伝染性単核球症(LM)は.小児期に多くみられる単球-マクロファージ系の急性増殖性感染症である。主にEBVによって引き起こされます。不規則な発熱.咽頭炎.リンパ節や肝臓・脾臓の腫大.血液中の異常リンパ球の多さ.血清中の異型凝集素やEBV特異抗体の存在が特徴である。
この病気の原因は.1964年に悪性リンパ腫のアフリカ小児の細胞培養からEとBによって初めて同定されEBVと命名されたEBVである。EBVはヘルペスウイルス群に属し.ヒトに普遍的に感染するウイルスで.潜伏性.形質転換性を持っています。このウイルスがLMの原因として初めて同定されたのは.1968年のことである。EBVが原因である根拠は.①ウイルスがリンパ球系の細胞でしか増殖できない.②ウイルスが培養中にリンパ球の増殖を刺激できる.③急性期の小児の末梢血リンパ球でEBVが培養できる.などである。血清中の EBV 特異的抗体が高力価で.長期間存在すること ⑤ このような特異的抗体を持たないものは罹患しやすく.抗体陽性のものは罹患しにくい。(
同様の臨床症状を示すLM症例の90%以上はEBVによるもので.伝染性単核球症と呼ばれる症例の残りの5~10%はサイトメガロウイルス(CMV).トキソプラズマ・ゴンジ.アデノウイルス.肝炎ウイルス.HIV.ヘルペスウイルス6型(HHV-6)などが原因であるとされています。)
疫学 広範囲に渡り.ほとんどが播種性で.患者の口腔内唾液との密接な接触により感染する小流行もありうる。飛沫感染は重要ではなく.血液や便の輸血も感染源となる。通常.年長児や青年に見られますが.6歳以下の小児では非発症となることがあります。幼児期の感染は衛生状態の悪い地域で多く.逆に青年期は衛生状態の良い地域で多くみられます。成人期には血清抗体がほぼ陽性となり.小児の唾液だけでなく.回復期の小児の20%.抗体陽性で免疫療法を受けている小児の50%の唾液からもEBVが検出され.口腔内でウイルスが増殖すると考えられている。病原体は潜伏期から発病後6ヶ月以上経過しても感染する可能性があり.血清学的に発病が確認されただけの回復者の15%でも断続的にウイルスを排泄することがある。

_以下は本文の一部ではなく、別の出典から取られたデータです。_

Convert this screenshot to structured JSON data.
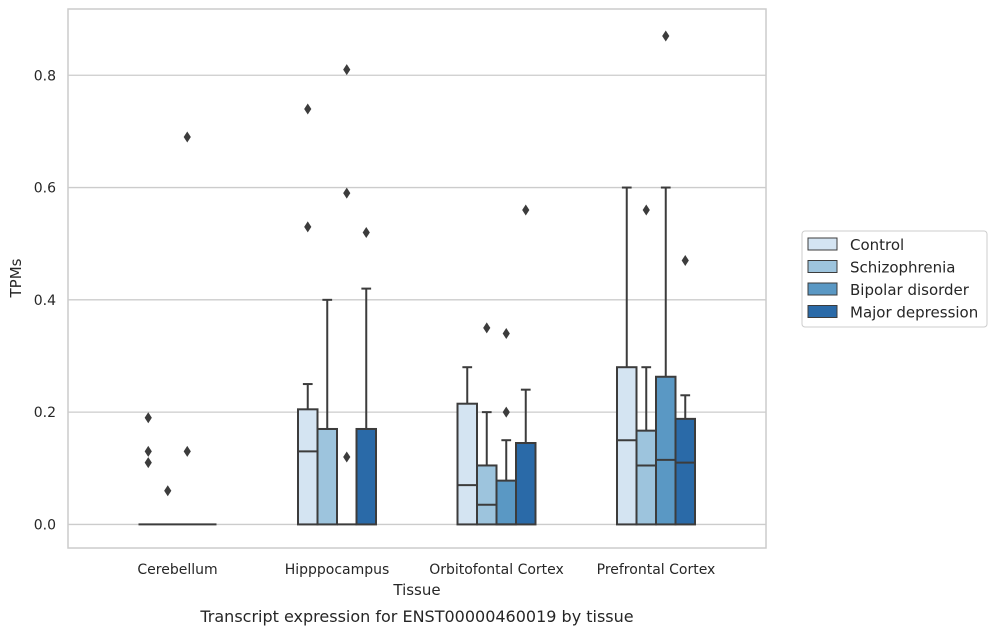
{
  "chart_data": {
    "type": "box",
    "xlabel": "Tissue",
    "ylabel": "TPMs",
    "caption": "Transcript expression for ENST00000460019 by tissue",
    "ylim": [
      -0.042,
      0.918
    ],
    "yticks": [
      0.0,
      0.2,
      0.4,
      0.6,
      0.8
    ],
    "ytick_labels": [
      "0.0",
      "0.2",
      "0.4",
      "0.6",
      "0.8"
    ],
    "grid": true,
    "legend_position": "right",
    "categories": [
      "Cerebellum",
      "Hipppocampus",
      "Orbitofontal Cortex",
      "Prefrontal Cortex"
    ],
    "series": [
      {
        "name": "Control",
        "color": "#d4e4f2",
        "boxes": [
          {
            "q1": 0.0,
            "median": 0.0,
            "q3": 0.0,
            "whisker_low": 0.0,
            "whisker_high": 0.0,
            "outliers": [
              0.19,
              0.13,
              0.11
            ]
          },
          {
            "q1": 0.0,
            "median": 0.13,
            "q3": 0.205,
            "whisker_low": 0.0,
            "whisker_high": 0.25,
            "outliers": [
              0.74,
              0.53
            ]
          },
          {
            "q1": 0.0,
            "median": 0.07,
            "q3": 0.215,
            "whisker_low": 0.0,
            "whisker_high": 0.28,
            "outliers": []
          },
          {
            "q1": 0.0,
            "median": 0.15,
            "q3": 0.28,
            "whisker_low": 0.0,
            "whisker_high": 0.6,
            "outliers": []
          }
        ]
      },
      {
        "name": "Schizophrenia",
        "color": "#9dc4dd",
        "boxes": [
          {
            "q1": 0.0,
            "median": 0.0,
            "q3": 0.0,
            "whisker_low": 0.0,
            "whisker_high": 0.0,
            "outliers": [
              0.06
            ]
          },
          {
            "q1": 0.0,
            "median": 0.17,
            "q3": 0.17,
            "whisker_low": 0.0,
            "whisker_high": 0.4,
            "outliers": []
          },
          {
            "q1": 0.0,
            "median": 0.035,
            "q3": 0.105,
            "whisker_low": 0.0,
            "whisker_high": 0.2,
            "outliers": [
              0.35
            ]
          },
          {
            "q1": 0.0,
            "median": 0.105,
            "q3": 0.167,
            "whisker_low": 0.0,
            "whisker_high": 0.28,
            "outliers": [
              0.56
            ]
          }
        ]
      },
      {
        "name": "Bipolar disorder",
        "color": "#5a98c4",
        "boxes": [
          {
            "q1": 0.0,
            "median": 0.0,
            "q3": 0.0,
            "whisker_low": 0.0,
            "whisker_high": 0.0,
            "outliers": [
              0.69,
              0.13
            ]
          },
          {
            "q1": 0.0,
            "median": 0.0,
            "q3": 0.0,
            "whisker_low": 0.0,
            "whisker_high": 0.0,
            "outliers": [
              0.81,
              0.59,
              0.12
            ]
          },
          {
            "q1": 0.0,
            "median": 0.0,
            "q3": 0.078,
            "whisker_low": 0.0,
            "whisker_high": 0.15,
            "outliers": [
              0.34,
              0.2
            ]
          },
          {
            "q1": 0.0,
            "median": 0.115,
            "q3": 0.263,
            "whisker_low": 0.0,
            "whisker_high": 0.6,
            "outliers": [
              0.87
            ]
          }
        ]
      },
      {
        "name": "Major depression",
        "color": "#2a6aa8",
        "boxes": [
          {
            "q1": 0.0,
            "median": 0.0,
            "q3": 0.0,
            "whisker_low": 0.0,
            "whisker_high": 0.0,
            "outliers": []
          },
          {
            "q1": 0.0,
            "median": 0.17,
            "q3": 0.17,
            "whisker_low": 0.0,
            "whisker_high": 0.42,
            "outliers": [
              0.52
            ]
          },
          {
            "q1": 0.0,
            "median": 0.145,
            "q3": 0.145,
            "whisker_low": 0.0,
            "whisker_high": 0.24,
            "outliers": [
              0.56
            ]
          },
          {
            "q1": 0.0,
            "median": 0.11,
            "q3": 0.188,
            "whisker_low": 0.0,
            "whisker_high": 0.23,
            "outliers": [
              0.47
            ]
          }
        ]
      }
    ]
  },
  "colors": {
    "edge": "#3c3c3c",
    "grid": "#cccccc",
    "frame": "#cccccc",
    "text": "#262626"
  }
}
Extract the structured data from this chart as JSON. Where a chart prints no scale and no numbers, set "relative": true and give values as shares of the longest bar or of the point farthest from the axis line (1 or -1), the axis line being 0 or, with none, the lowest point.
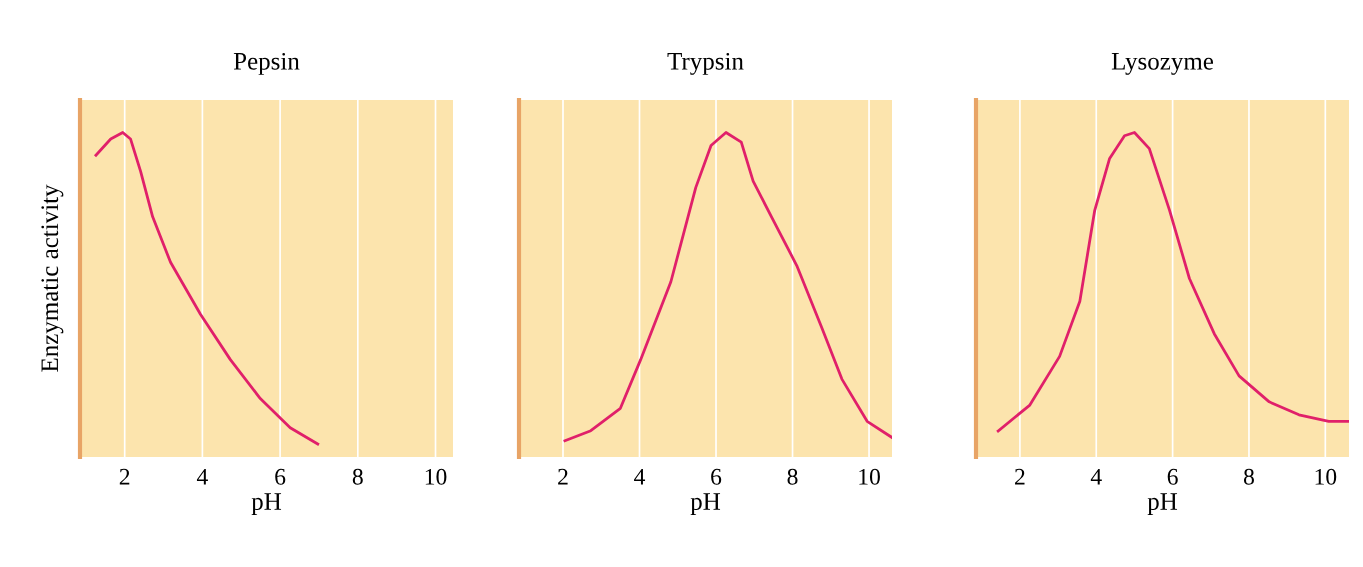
{
  "chart_data": [
    {
      "type": "line",
      "title": "Pepsin",
      "xlabel": "pH",
      "ylabel": "Enzymatic activity",
      "relative": true,
      "grid": "x",
      "tick_labels": "x",
      "color": "#e0206a",
      "xlim": [
        0.85,
        10.45
      ],
      "xticks": [
        2,
        4,
        6,
        8,
        10
      ],
      "x": [
        1.26,
        1.64,
        1.95,
        2.15,
        2.41,
        2.72,
        3.18,
        3.95,
        4.72,
        5.49,
        6.26,
        6.97
      ],
      "values": [
        0.93,
        0.98,
        1.0,
        0.98,
        0.88,
        0.74,
        0.6,
        0.44,
        0.3,
        0.18,
        0.09,
        0.04
      ]
    },
    {
      "type": "line",
      "title": "Trypsin",
      "xlabel": "pH",
      "relative": true,
      "grid": "x",
      "tick_labels": "x",
      "color": "#e0206a",
      "xlim": [
        0.85,
        10.6
      ],
      "xticks": [
        2,
        4,
        6,
        8,
        10
      ],
      "x": [
        2.05,
        2.71,
        3.5,
        4.03,
        4.82,
        5.47,
        5.87,
        6.26,
        6.66,
        6.97,
        7.45,
        8.11,
        8.76,
        9.29,
        9.95,
        10.6
      ],
      "values": [
        0.05,
        0.08,
        0.15,
        0.3,
        0.54,
        0.83,
        0.96,
        1.0,
        0.97,
        0.85,
        0.74,
        0.59,
        0.4,
        0.24,
        0.11,
        0.06
      ]
    },
    {
      "type": "line",
      "title": "Lysozyme",
      "xlabel": "pH",
      "relative": true,
      "grid": "x",
      "tick_labels": "x",
      "color": "#e0206a",
      "xlim": [
        0.85,
        10.62
      ],
      "xticks": [
        2,
        4,
        6,
        8,
        10
      ],
      "x": [
        1.43,
        2.26,
        3.04,
        3.57,
        3.96,
        4.35,
        4.74,
        5.0,
        5.39,
        5.92,
        6.44,
        7.09,
        7.74,
        8.53,
        9.31,
        10.09,
        10.62
      ],
      "values": [
        0.08,
        0.16,
        0.31,
        0.48,
        0.76,
        0.92,
        0.99,
        1.0,
        0.95,
        0.76,
        0.55,
        0.38,
        0.25,
        0.17,
        0.13,
        0.11,
        0.11
      ]
    }
  ]
}
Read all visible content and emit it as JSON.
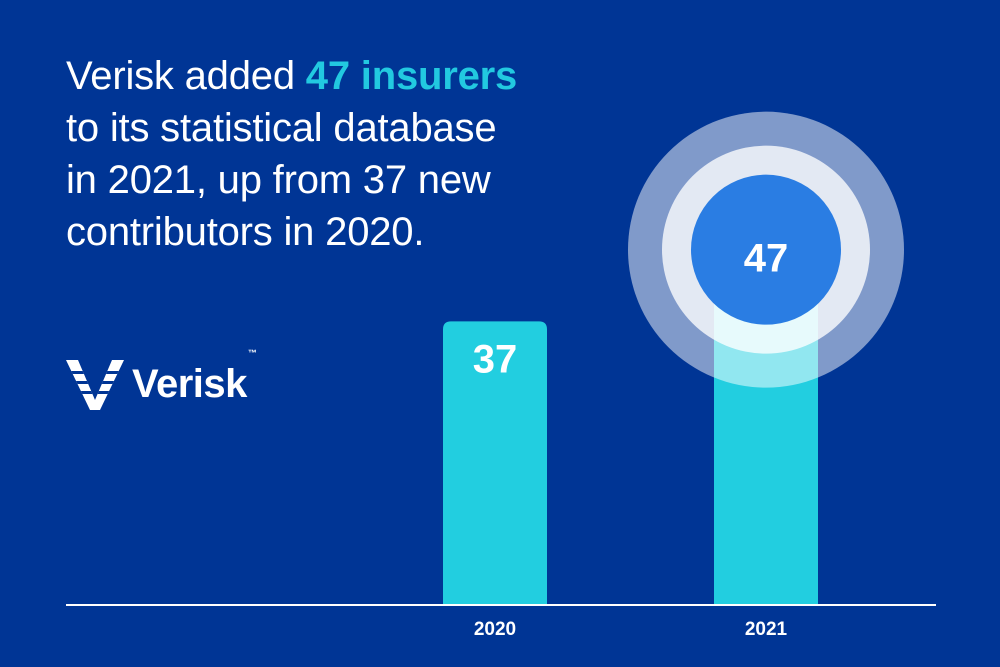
{
  "headline": {
    "line1_a": "Verisk added ",
    "line1_highlight": "47 insurers",
    "line2": "to its statistical database",
    "line3": "in 2021, up from 37 new",
    "line4": "contributors in 2020."
  },
  "logo": {
    "icon": "verisk-v-icon",
    "wordmark": "Verisk",
    "tm": "™"
  },
  "colors": {
    "background": "#003595",
    "bar": "#22cee0",
    "highlight_text": "#22c9e0",
    "circle_core": "#2a7de3",
    "text": "#ffffff"
  },
  "chart_data": {
    "type": "bar",
    "categories": [
      "2020",
      "2021"
    ],
    "values": [
      37,
      47
    ],
    "data_labels": [
      "37",
      "47"
    ],
    "highlight_index": 1,
    "ylim": [
      0,
      60
    ],
    "grid": false,
    "legend": "none"
  }
}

もう一つの感染経路として.発病後2週間の新生児のリンパ節からEBVが検出されて死亡したことから垂直感染の可能性が示唆されている。
感染の多くは直接接触によるため学校における飛沫感染には過度に気を付ける必要はないが家庭内での感染の可能性はより高いと思われる。実用的な予防法はありません。
病態変化 口腔内に侵入したウイルスは.咽頭のリンパ組織で増殖・複製し.血流に乗ってウイルス血症となり.主にリンパ球のある組織や内臓が侵されます。(咽頭上皮細胞.B細胞.T細胞.NK細胞はいずれもEBVの受容体を持っています)しかし.IMは主にB細胞に感染し(T細胞は長期潜伏EBVの存在しにくい部位).その後強いT細胞反応を起こし.異常リンパ球.すなわち活性化サプレッサーT細胞が末梢血中に形成されることが確認されます。本症の病理組織学的変化は.リンパ組織の良性増殖が主であり.敗血症化することはない。肝臓.脾臓.心筋.腎臓.副腎.肺.中枢神経系が侵され.異常なリンパ球の浸潤を示すことがあります。